3. Jesus Predicts His Death

What do we learn about Peter?

Is it possible for us to fall into the same trap? 


4. The Way of the Cross

Did this section hit you as hard as it did me?

Our well being is never more important than following Christ.

To follow Christ will be the hard way, the sacrificial way, the way that puts others ahead of ourselves...
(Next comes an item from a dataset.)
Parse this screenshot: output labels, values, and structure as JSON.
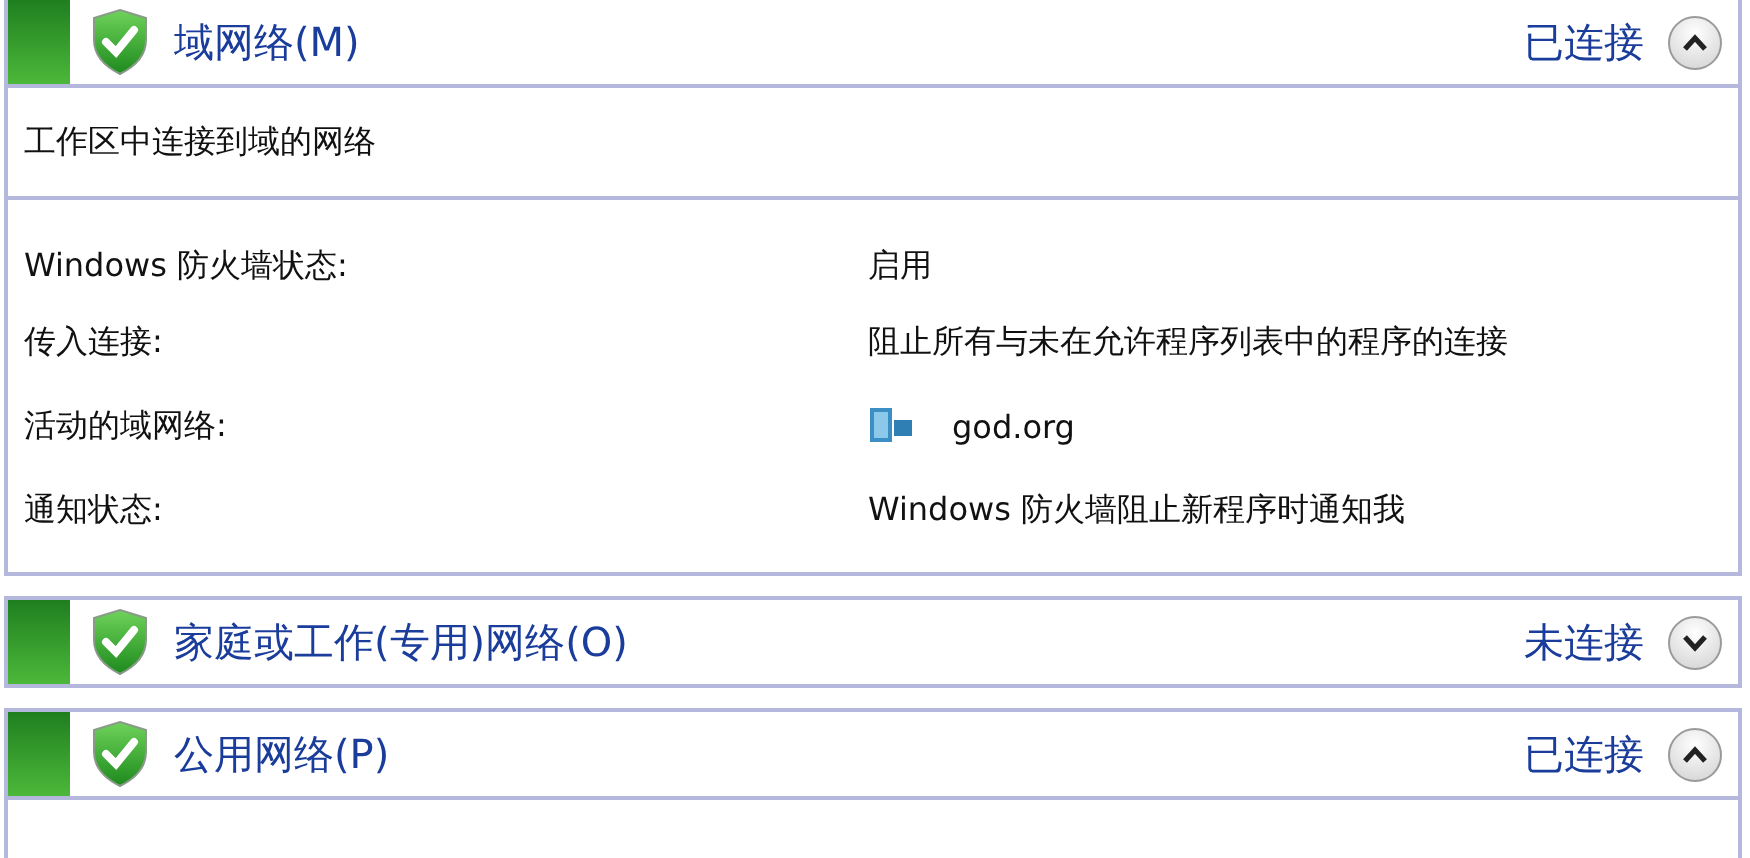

There is so much in this lesson for us too.  So much that challenged me.  I want to close with this.  Raising children, at least my children, I constantly heard, "that's not fair!"  Our son was especially concerned with fairness.  Fairness boils down to self protection.  The whole story of salvation is something that has become so familiar that we forget how "unfair" it all is. Jesus not only came to be crucified on a cross but rejected, miss understood etc.   There is nothing fair about how we are called to live.  Our calling is to fight for the justice for others, to serve sacrificially, to give sacrificially, to love sacrificially, to humble ourselves.  
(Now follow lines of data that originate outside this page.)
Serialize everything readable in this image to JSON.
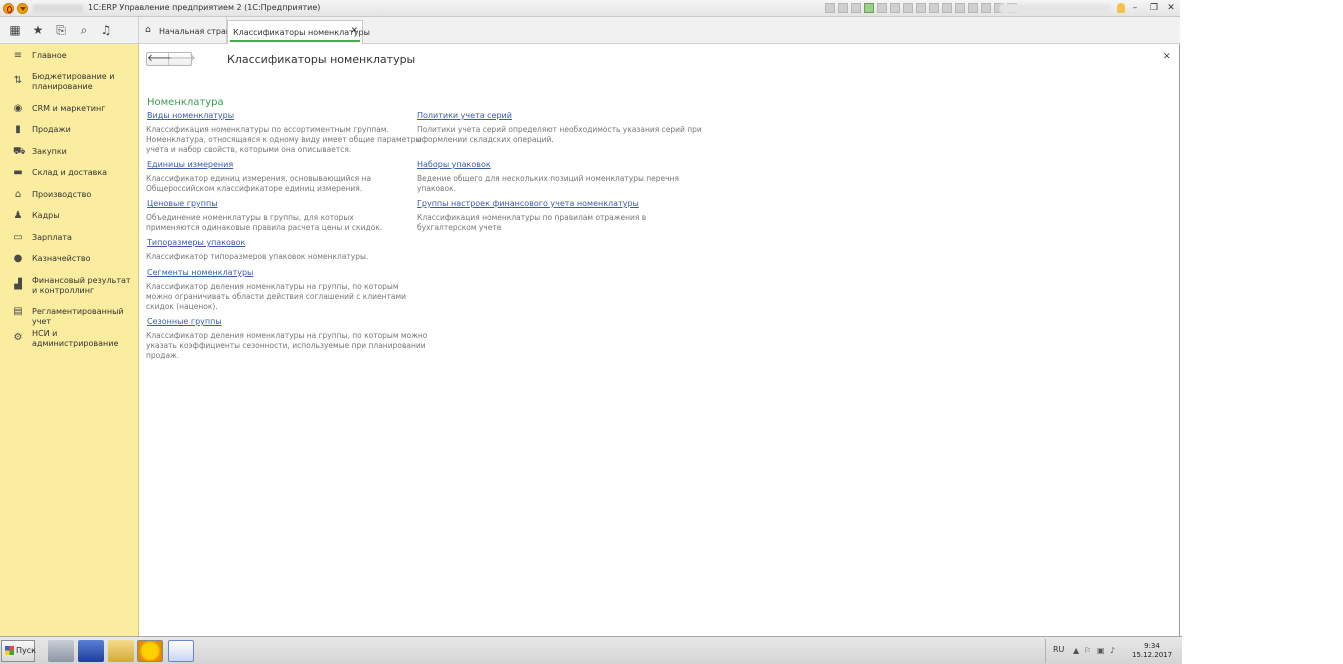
{
  "window": {
    "title": "1C:ERP Управление предприятием 2  (1С:Предприятие)"
  },
  "tabs": [
    {
      "label": "Начальная страница",
      "active": false
    },
    {
      "label": "Классификаторы номенклатуры",
      "active": true
    }
  ],
  "sidebar": {
    "items": [
      {
        "label": "Главное",
        "icon": "menu-lines-icon"
      },
      {
        "label": "Бюджетирование и планирование",
        "icon": "budget-icon"
      },
      {
        "label": "CRM и маркетинг",
        "icon": "crm-icon"
      },
      {
        "label": "Продажи",
        "icon": "sales-icon"
      },
      {
        "label": "Закупки",
        "icon": "cart-icon"
      },
      {
        "label": "Склад и доставка",
        "icon": "warehouse-icon"
      },
      {
        "label": "Производство",
        "icon": "factory-icon"
      },
      {
        "label": "Кадры",
        "icon": "people-icon"
      },
      {
        "label": "Зарплата",
        "icon": "salary-icon"
      },
      {
        "label": "Казначейство",
        "icon": "treasury-icon"
      },
      {
        "label": "Финансовый результат и контроллинг",
        "icon": "chart-icon"
      },
      {
        "label": "Регламентированный учет",
        "icon": "ledger-icon"
      },
      {
        "label": "НСИ и администрирование",
        "icon": "gear-icon"
      }
    ]
  },
  "page": {
    "title": "Классификаторы номенклатуры",
    "section_title": "Номенклатура"
  },
  "left_entries": [
    {
      "link": "Виды номенклатуры",
      "desc": [
        "Классификация номенклатуры по ассортиментным группам.",
        "Номенклатура, относящаяся к одному виду имеет общие параметры",
        "учета и набор свойств, которыми она описывается."
      ]
    },
    {
      "link": "Единицы измерения",
      "desc": [
        "Классификатор единиц измерения, основывающийся на",
        "Общероссийском классификаторе единиц измерения."
      ]
    },
    {
      "link": "Ценовые группы",
      "desc": [
        "Объединение номенклатуры в группы, для которых",
        "применяются одинаковые правила расчета цены и скидок."
      ]
    },
    {
      "link": "Типоразмеры упаковок",
      "desc": [
        "Классификатор типоразмеров упаковок номенклатуры."
      ]
    },
    {
      "link": "Сегменты номенклатуры",
      "desc": [
        "Классификатор деления номенклатуры на группы, по которым",
        "можно ограничивать области действия соглашений с клиентами",
        "скидок (наценок)."
      ]
    },
    {
      "link": "Сезонные группы",
      "desc": [
        "Классификатор деления номенклатуры на группы, по которым можно",
        "указать коэффициенты сезонности, используемые при планировании",
        "продаж."
      ]
    }
  ],
  "right_entries": [
    {
      "link": "Политики учета серий",
      "desc": [
        "Политики учета серий определяют необходимость указания серий при",
        "оформлении складских операций."
      ]
    },
    {
      "link": "Наборы упаковок",
      "desc": [
        "Ведение общего для нескольких позиций номенклатуры перечня",
        "упаковок."
      ]
    },
    {
      "link": "Группы настроек финансового учета номенклатуры",
      "desc": [
        "Классификация номенклатуры по правилам отражения в",
        "бухгалтерском учете"
      ]
    }
  ],
  "taskbar": {
    "start_label": "Пуск",
    "lang": "RU",
    "time": "9:34",
    "date": "15.12.2017"
  },
  "colors": {
    "sidebar_bg": "#fbeda0",
    "section_green": "#3a9b52",
    "link_blue": "#3b5ca8",
    "tab_accent": "#4aa84a"
  }
}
I just read a post on Facebook from a friend,  I thought it fit todays lesson.  


"Once there were some people who really needed to overturn corrupt political powers. They desperately wanted God to intervene.
Some people thought God sent somebody. But sadly, the guy turned out to be one of those “social justice warrior” types. He got distracted into making a big deal about racism and sexism and sticking up for the oppressed and downtrodden. When people pointed out what he really needed to work on, he always changed the subject to lepers or Samaritans or defending abused women or other people who didn’t really matter.
He never got anywhere, sadly, distracted by social justice stuff about loving God and letting that flow into loving others. He wouldn’t listen to those who warned him that he’d get nowhere without political power, and they were right.
Some people still think he did some good, though. He said his kingdom was not of this world, so who knows?
Interestingly, there are still a few people thousands of years later that keep trying to follow his example. Just loving God and loving others never seems to change the world in big ways like political movements, but, well, I guess some movements just never end."
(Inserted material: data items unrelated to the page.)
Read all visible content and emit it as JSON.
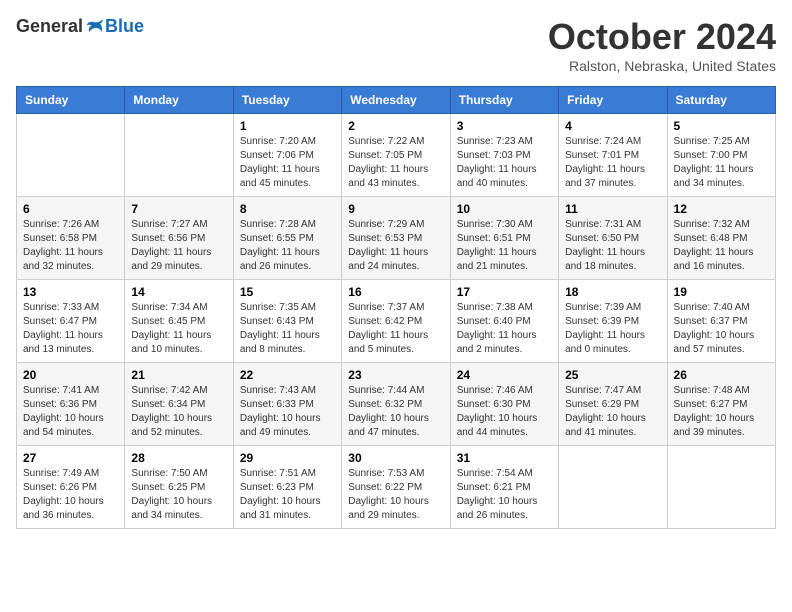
{
  "header": {
    "logo_general": "General",
    "logo_blue": "Blue",
    "title": "October 2024",
    "location": "Ralston, Nebraska, United States"
  },
  "calendar": {
    "days_of_week": [
      "Sunday",
      "Monday",
      "Tuesday",
      "Wednesday",
      "Thursday",
      "Friday",
      "Saturday"
    ],
    "weeks": [
      [
        {
          "day": "",
          "sunrise": "",
          "sunset": "",
          "daylight": ""
        },
        {
          "day": "",
          "sunrise": "",
          "sunset": "",
          "daylight": ""
        },
        {
          "day": "1",
          "sunrise": "Sunrise: 7:20 AM",
          "sunset": "Sunset: 7:06 PM",
          "daylight": "Daylight: 11 hours and 45 minutes."
        },
        {
          "day": "2",
          "sunrise": "Sunrise: 7:22 AM",
          "sunset": "Sunset: 7:05 PM",
          "daylight": "Daylight: 11 hours and 43 minutes."
        },
        {
          "day": "3",
          "sunrise": "Sunrise: 7:23 AM",
          "sunset": "Sunset: 7:03 PM",
          "daylight": "Daylight: 11 hours and 40 minutes."
        },
        {
          "day": "4",
          "sunrise": "Sunrise: 7:24 AM",
          "sunset": "Sunset: 7:01 PM",
          "daylight": "Daylight: 11 hours and 37 minutes."
        },
        {
          "day": "5",
          "sunrise": "Sunrise: 7:25 AM",
          "sunset": "Sunset: 7:00 PM",
          "daylight": "Daylight: 11 hours and 34 minutes."
        }
      ],
      [
        {
          "day": "6",
          "sunrise": "Sunrise: 7:26 AM",
          "sunset": "Sunset: 6:58 PM",
          "daylight": "Daylight: 11 hours and 32 minutes."
        },
        {
          "day": "7",
          "sunrise": "Sunrise: 7:27 AM",
          "sunset": "Sunset: 6:56 PM",
          "daylight": "Daylight: 11 hours and 29 minutes."
        },
        {
          "day": "8",
          "sunrise": "Sunrise: 7:28 AM",
          "sunset": "Sunset: 6:55 PM",
          "daylight": "Daylight: 11 hours and 26 minutes."
        },
        {
          "day": "9",
          "sunrise": "Sunrise: 7:29 AM",
          "sunset": "Sunset: 6:53 PM",
          "daylight": "Daylight: 11 hours and 24 minutes."
        },
        {
          "day": "10",
          "sunrise": "Sunrise: 7:30 AM",
          "sunset": "Sunset: 6:51 PM",
          "daylight": "Daylight: 11 hours and 21 minutes."
        },
        {
          "day": "11",
          "sunrise": "Sunrise: 7:31 AM",
          "sunset": "Sunset: 6:50 PM",
          "daylight": "Daylight: 11 hours and 18 minutes."
        },
        {
          "day": "12",
          "sunrise": "Sunrise: 7:32 AM",
          "sunset": "Sunset: 6:48 PM",
          "daylight": "Daylight: 11 hours and 16 minutes."
        }
      ],
      [
        {
          "day": "13",
          "sunrise": "Sunrise: 7:33 AM",
          "sunset": "Sunset: 6:47 PM",
          "daylight": "Daylight: 11 hours and 13 minutes."
        },
        {
          "day": "14",
          "sunrise": "Sunrise: 7:34 AM",
          "sunset": "Sunset: 6:45 PM",
          "daylight": "Daylight: 11 hours and 10 minutes."
        },
        {
          "day": "15",
          "sunrise": "Sunrise: 7:35 AM",
          "sunset": "Sunset: 6:43 PM",
          "daylight": "Daylight: 11 hours and 8 minutes."
        },
        {
          "day": "16",
          "sunrise": "Sunrise: 7:37 AM",
          "sunset": "Sunset: 6:42 PM",
          "daylight": "Daylight: 11 hours and 5 minutes."
        },
        {
          "day": "17",
          "sunrise": "Sunrise: 7:38 AM",
          "sunset": "Sunset: 6:40 PM",
          "daylight": "Daylight: 11 hours and 2 minutes."
        },
        {
          "day": "18",
          "sunrise": "Sunrise: 7:39 AM",
          "sunset": "Sunset: 6:39 PM",
          "daylight": "Daylight: 11 hours and 0 minutes."
        },
        {
          "day": "19",
          "sunrise": "Sunrise: 7:40 AM",
          "sunset": "Sunset: 6:37 PM",
          "daylight": "Daylight: 10 hours and 57 minutes."
        }
      ],
      [
        {
          "day": "20",
          "sunrise": "Sunrise: 7:41 AM",
          "sunset": "Sunset: 6:36 PM",
          "daylight": "Daylight: 10 hours and 54 minutes."
        },
        {
          "day": "21",
          "sunrise": "Sunrise: 7:42 AM",
          "sunset": "Sunset: 6:34 PM",
          "daylight": "Daylight: 10 hours and 52 minutes."
        },
        {
          "day": "22",
          "sunrise": "Sunrise: 7:43 AM",
          "sunset": "Sunset: 6:33 PM",
          "daylight": "Daylight: 10 hours and 49 minutes."
        },
        {
          "day": "23",
          "sunrise": "Sunrise: 7:44 AM",
          "sunset": "Sunset: 6:32 PM",
          "daylight": "Daylight: 10 hours and 47 minutes."
        },
        {
          "day": "24",
          "sunrise": "Sunrise: 7:46 AM",
          "sunset": "Sunset: 6:30 PM",
          "daylight": "Daylight: 10 hours and 44 minutes."
        },
        {
          "day": "25",
          "sunrise": "Sunrise: 7:47 AM",
          "sunset": "Sunset: 6:29 PM",
          "daylight": "Daylight: 10 hours and 41 minutes."
        },
        {
          "day": "26",
          "sunrise": "Sunrise: 7:48 AM",
          "sunset": "Sunset: 6:27 PM",
          "daylight": "Daylight: 10 hours and 39 minutes."
        }
      ],
      [
        {
          "day": "27",
          "sunrise": "Sunrise: 7:49 AM",
          "sunset": "Sunset: 6:26 PM",
          "daylight": "Daylight: 10 hours and 36 minutes."
        },
        {
          "day": "28",
          "sunrise": "Sunrise: 7:50 AM",
          "sunset": "Sunset: 6:25 PM",
          "daylight": "Daylight: 10 hours and 34 minutes."
        },
        {
          "day": "29",
          "sunrise": "Sunrise: 7:51 AM",
          "sunset": "Sunset: 6:23 PM",
          "daylight": "Daylight: 10 hours and 31 minutes."
        },
        {
          "day": "30",
          "sunrise": "Sunrise: 7:53 AM",
          "sunset": "Sunset: 6:22 PM",
          "daylight": "Daylight: 10 hours and 29 minutes."
        },
        {
          "day": "31",
          "sunrise": "Sunrise: 7:54 AM",
          "sunset": "Sunset: 6:21 PM",
          "daylight": "Daylight: 10 hours and 26 minutes."
        },
        {
          "day": "",
          "sunrise": "",
          "sunset": "",
          "daylight": ""
        },
        {
          "day": "",
          "sunrise": "",
          "sunset": "",
          "daylight": ""
        }
      ]
    ]
  }
}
This is also a great quote to go along with it.   


“A religion that leads men to place a low estimate upon human beings, whom Christ has esteemed of such value as to give Himself for them; a religion that would lead us to be careless of human needs, sufferings, or rights, is a spurious religion. In slighting the claims of the poor, the suffering, and the sinful, we are proving ourselves traitors to Christ. It is because men take upon themselves the name of Christ, while in life they deny His character, that Christianity has so little power in the world. The name of the Lord is blasphemed because of these things.”
(Thoughts From the Mount of Blessing, p. 137)


I challenge all of us to live by picking up our cross.  Let's together go and love our church family, our community and the world in a self sacrificing way!  Are you willing to take up your cross?